Andrés Calamaro pertenece a esa especie de artistas que, en cada intervención pública, ya no actúa, sino que ajusta cuentas con su propia leyenda. Cada show es volver sobre su propia biografía, para enfrentarse con ese archivo infinito de canciones que lo convirtió en el rockero más prolífico, arrebatado y (¿por qué no) controvertido del país.
Ahora, está recorriendo las rutas con una gira que lleva el nombre de " Como Cantor", palabras extraídas del " Martín Fierro", y que ya tiene su parada en Mendoza establecida: la cita será el 30 de abril en el Arena Maipú Stadium, cuyas últimas entradas en el campo de pie todavía pueden adquirirse en Ticketek.com y en la boletería del teatro (solo efectivo).
El show promete conjugar todo lo que Calamaro es: un poeta urbano innegable, un mito ensuciado por sus propias declaraciones polémicas, un curador obsesivo de su propio repertorio, entre otras cosas.
Captura de pantalla 2026-04-23 160333
Es que "Como Cantor" no es un título casual. La frase, decíamos, proviene de un verso de José Hernández: "Gracias le doy a la Virgen, / gracias le doy al Señor / porque entre tanto rigor / y habiendo perdido tanto, / no perdí mi amor al canto / ni mi voz como cantor".
Es ciertamente una declaración de principios. Calamaro viene orbitando esa idea desde hace años: la de un artista que, pese a llevar una larga historia sobre sus espaldas, sigue siendo un ser auténtico, que no resigna ni su estética ni sus opiniones. Y quizás un poco en eso radica su encanto, por qué negarlo.
El show, según adelantan, estará sostenido por una banda en vivo “de gran fuerza y solidez sonora”. Pero más allá del músculo instrumental, el foco está en la selección de canciones como hilo de la narrativa que Calamaro quiera contarnos la próxima semana. ¿Alguna idea? Es una verdadera incógnita.
Podemos estimar que no faltarán algunos hits, porque el público se enojaría si no canta "Flaca" o "Crímenes perfectos". Pero lo estimulante de la experiencia es justamente esa caja de Pandora que es su repertorio, que dicen abarca (entre canciones que vieron la luz y otras inéditas) más de mil temas.
Hace poco, en una atípica entrevista con diario Clarín, reveló que la canción favorita compuesta por él es "La verdad congelada" ("Andrés: Obras incompletas", 2009). Valoró de esa pequeña pieza, sin dudas desconocida para el gran público, la inspiración, lo experimental y la impronta jazzística. Esto nos da una pista de la obsesión con que Calamaro desentraña su propia obra.
Su relación con los hits es, cuanto menos, incómoda. Mientras el público espera “Flaca”, “Paloma” o “Estadio Azteca”, él puede abrir el juego con una rareza como esta: una pieza que incluso sus seguidores más devotos tienen que googlear.

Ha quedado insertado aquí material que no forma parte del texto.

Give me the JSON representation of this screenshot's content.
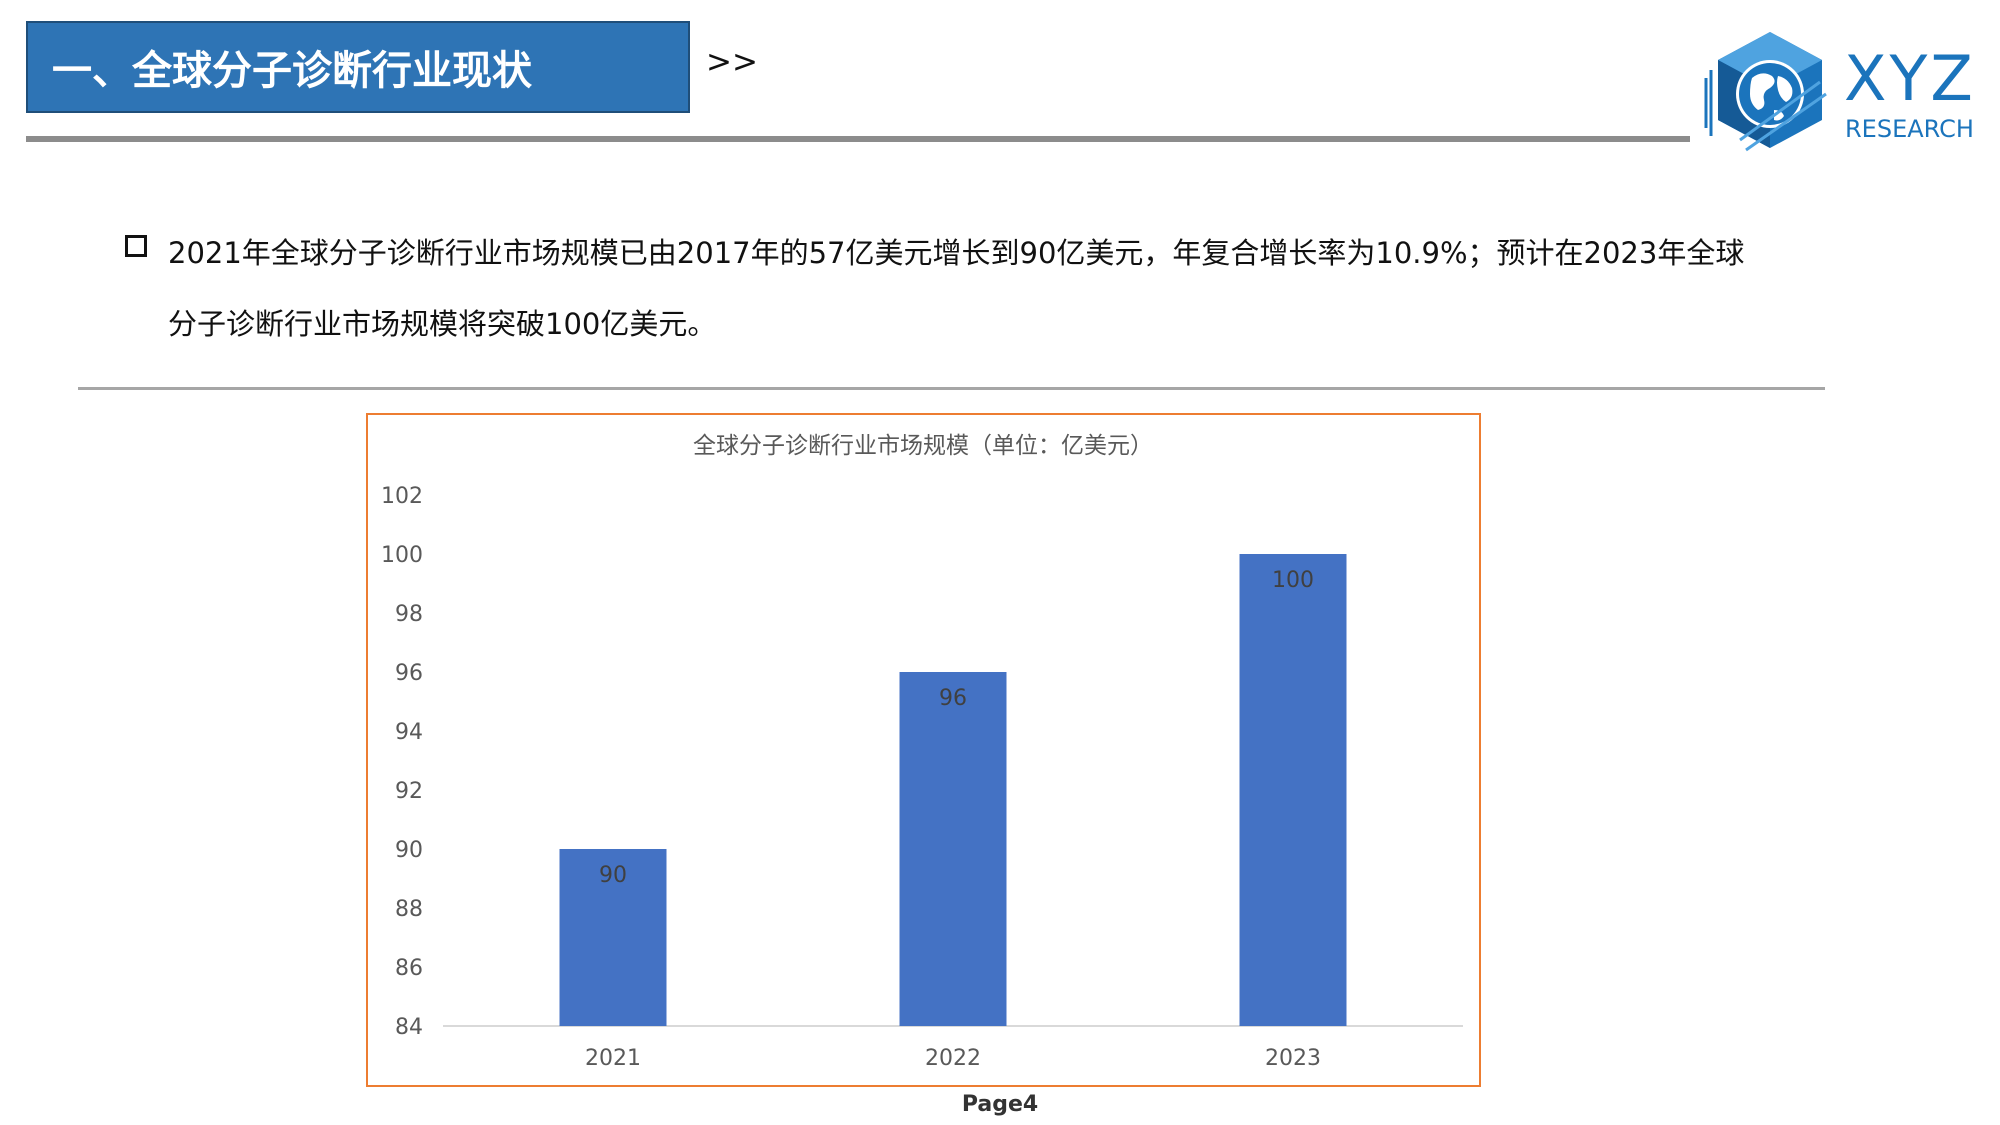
{
  "header": {
    "title": "一、全球分子诊断行业现状",
    "arrows": ">>"
  },
  "logo": {
    "primary": "XYZ",
    "secondary": "RESEARCH"
  },
  "content": {
    "bullet": "2021年全球分子诊断行业市场规模已由2017年的57亿美元增长到90亿美元，年复合增长率为10.9%；预计在2023年全球分子诊断行业市场规模将突破100亿美元。"
  },
  "chart_data": {
    "type": "bar",
    "title": "全球分子诊断行业市场规模（单位：亿美元）",
    "categories": [
      "2021",
      "2022",
      "2023"
    ],
    "values": [
      90,
      96,
      100
    ],
    "data_labels": [
      "90",
      "96",
      "100"
    ],
    "y_ticks": [
      "84",
      "86",
      "88",
      "90",
      "92",
      "94",
      "96",
      "98",
      "100",
      "102"
    ],
    "ylim": [
      84,
      102
    ],
    "xlabel": "",
    "ylabel": "",
    "grid": false,
    "legend": "none",
    "bar_color": "#4472c4"
  },
  "footer": {
    "page": "Page4"
  },
  "colors": {
    "title_bg": "#2e74b5",
    "accent_border": "#ed7d31",
    "logo_blue": "#1b74bc"
  }
}
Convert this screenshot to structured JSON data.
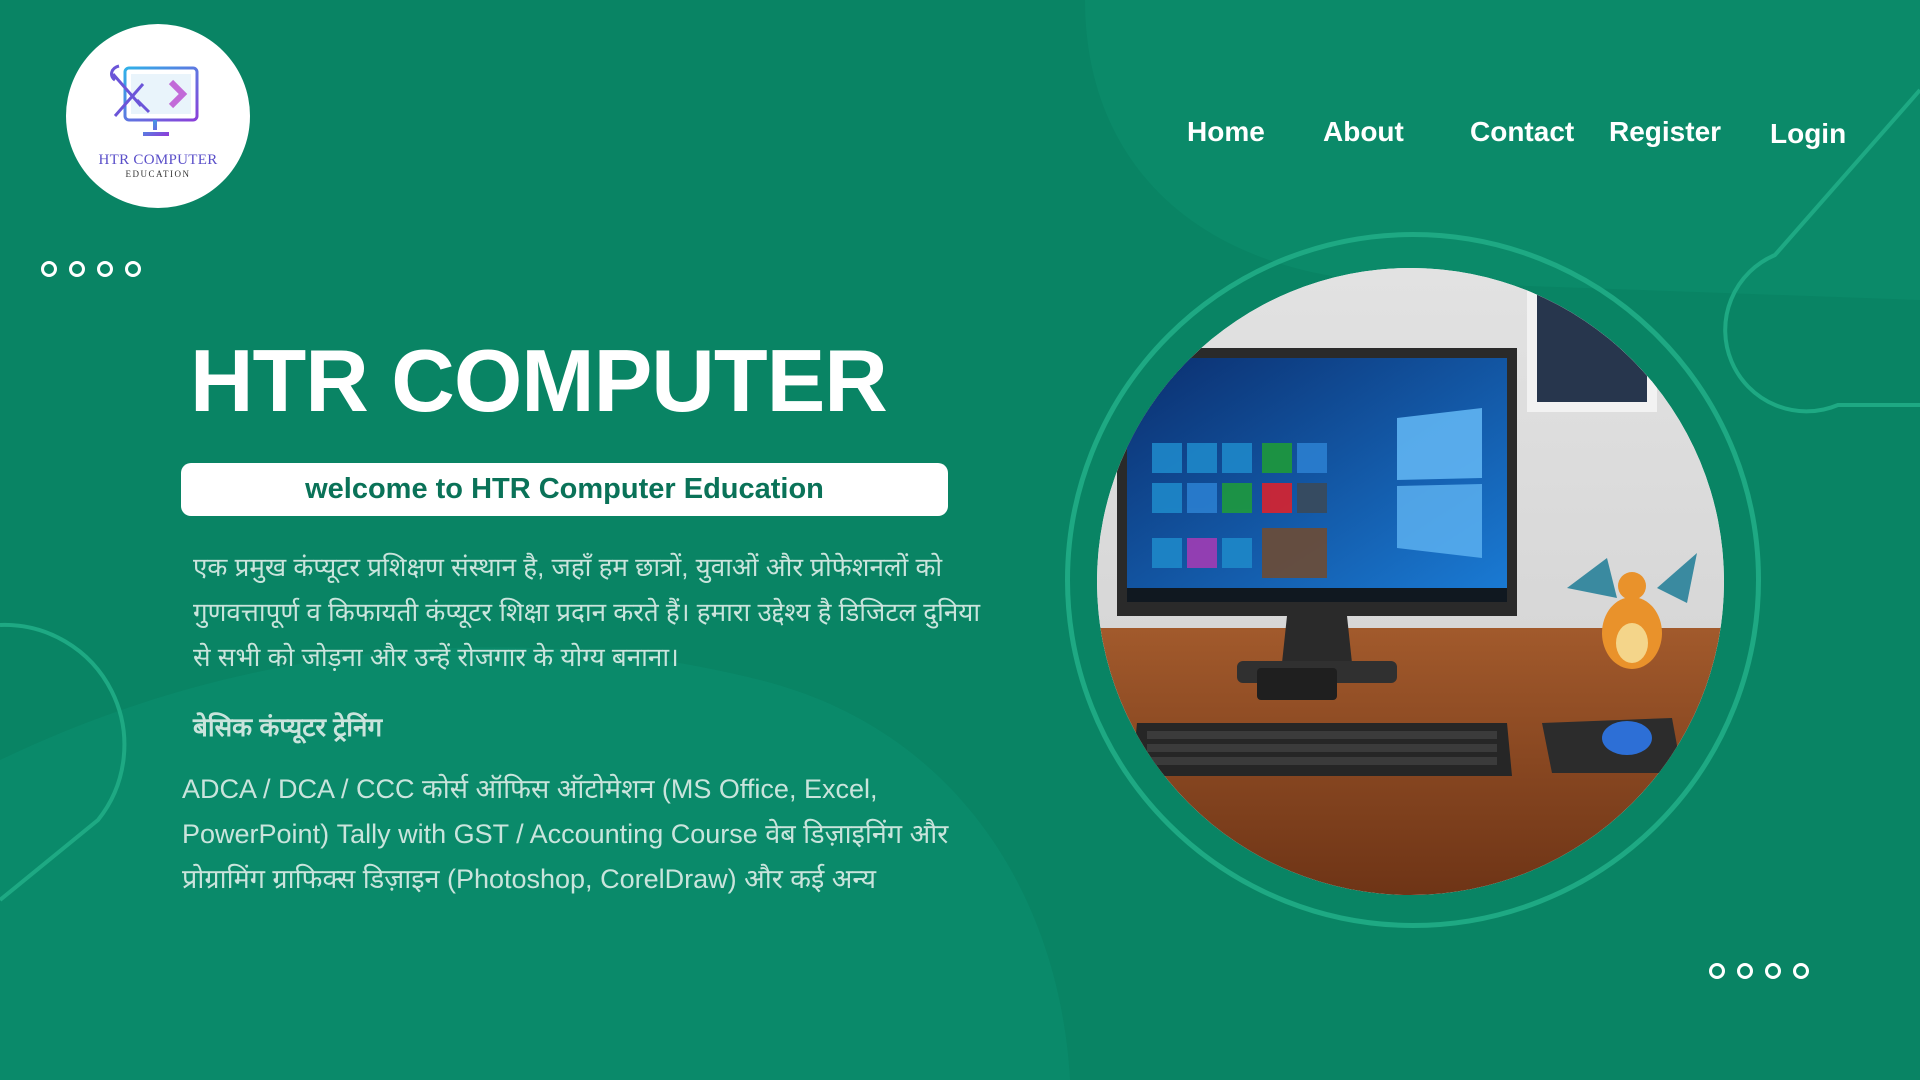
{
  "logo": {
    "line1": "HTR COMPUTER",
    "line2": "EDUCATION",
    "icon": "monitor-wrench-icon"
  },
  "nav": {
    "home": "Home",
    "about": "About",
    "contact": "Contact",
    "register": "Register",
    "login": "Login"
  },
  "hero": {
    "title": "HTR COMPUTER",
    "welcome": "welcome to HTR Computer Education",
    "description": "एक प्रमुख कंप्यूटर प्रशिक्षण संस्थान है, जहाँ हम छात्रों, युवाओं और प्रोफेशनलों को गुणवत्तापूर्ण व किफायती कंप्यूटर शिक्षा प्रदान करते हैं। हमारा उद्देश्य है डिजिटल दुनिया से सभी को जोड़ना और उन्हें रोजगार के योग्य बनाना।",
    "subheading": "बेसिक कंप्यूटर ट्रेनिंग",
    "courses": "ADCA / DCA / CCC कोर्स ऑफिस ऑटोमेशन (MS Office, Excel, PowerPoint) Tally with GST / Accounting Course वेब डिज़ाइनिंग और प्रोग्रामिंग ग्राफिक्स डिज़ाइन (Photoshop, CorelDraw) और कई अन्य",
    "image": "desktop-computer-photo"
  },
  "colors": {
    "background": "#098464",
    "accent": "#1ea983",
    "text_light": "#c9e4dc",
    "pill_text": "#0a7258"
  }
}
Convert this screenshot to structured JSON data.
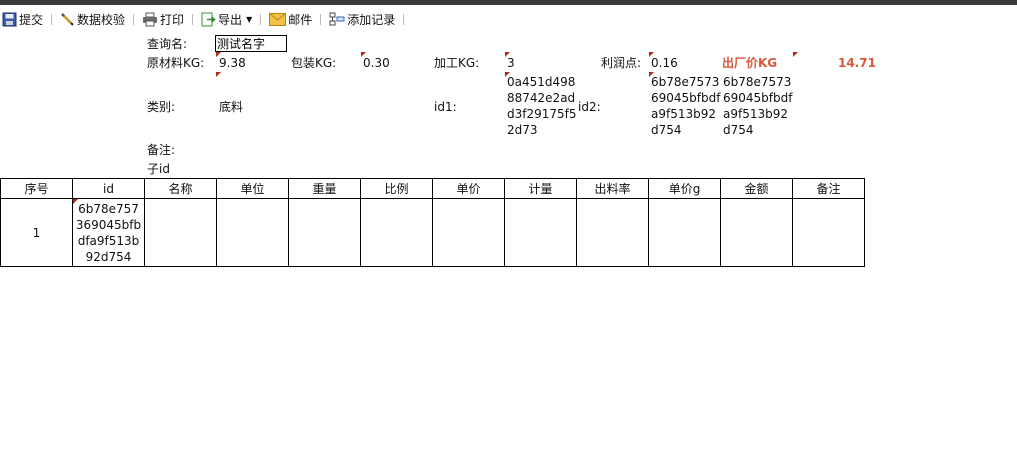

Calamaro no cree en las jerarquías rígidas dentro de su obra. O mejor: desconfía de ellas. “Es imposible ponerlas en orden”, explicó sobre la lista de sus mejores canciones que le había pedido el periodista. “¿Cómo sé cuál es ‘mejor’ que la otra? ”, preguntó convencido.
En efecto, la entrevista se daba en ocasión de los 25 años de "El salmón", ese disco quíntuple con 103 temas, que luego tuvo que simplificar a uno doble con 25 por exigencia de la industria y los fans, incapaces de procesar tal avalancha creativa.
Andrés Calamaro: de Los Abuelos al infinito
Para entender este presente hay que mirar hacia atrás. Mucho antes de convertirse en el “Salmón”, Calamaro fue el pibe que sacudió la escena con Los Abuelos de la Nada y canciones como “Sin gamulán”, que marcó el pulso de una democracia recién estrenada. "Olvidé aquellas, mis primeras canciones. Pero es justo aceptarlo. Los buenos temas de los Abuelos los escribía Miguel", reconoció en la entrevista citada.
Después vendrían Los Rodríguez, la conquista de España, y una carrera solista que oscila entre discos canónicos y experimentos desbordados como el mencionado recién.
En el medio, obras como "Honestidad Brutal", "Alta Suciedad" o el inabarcable "El Salmón". “Podría haber grabado más de mil canciones”, dijo sobre aquel período entre 2000 y 2002. Y uno tiende a creerle.
En los últimos años, el músico ya había demostrado su vigencia con el “Agenda 2025 Tour”, una maratón de más de 40 shows entre Latinoamérica y Europa que incluyó paradas multitudinarias como el Hipódromo de La Plata y el Monticello Arena en Chile. Pero "Como Cantor" parece ir un paso más allá: no es sólo una gira internacional, es una especie de ceremonia.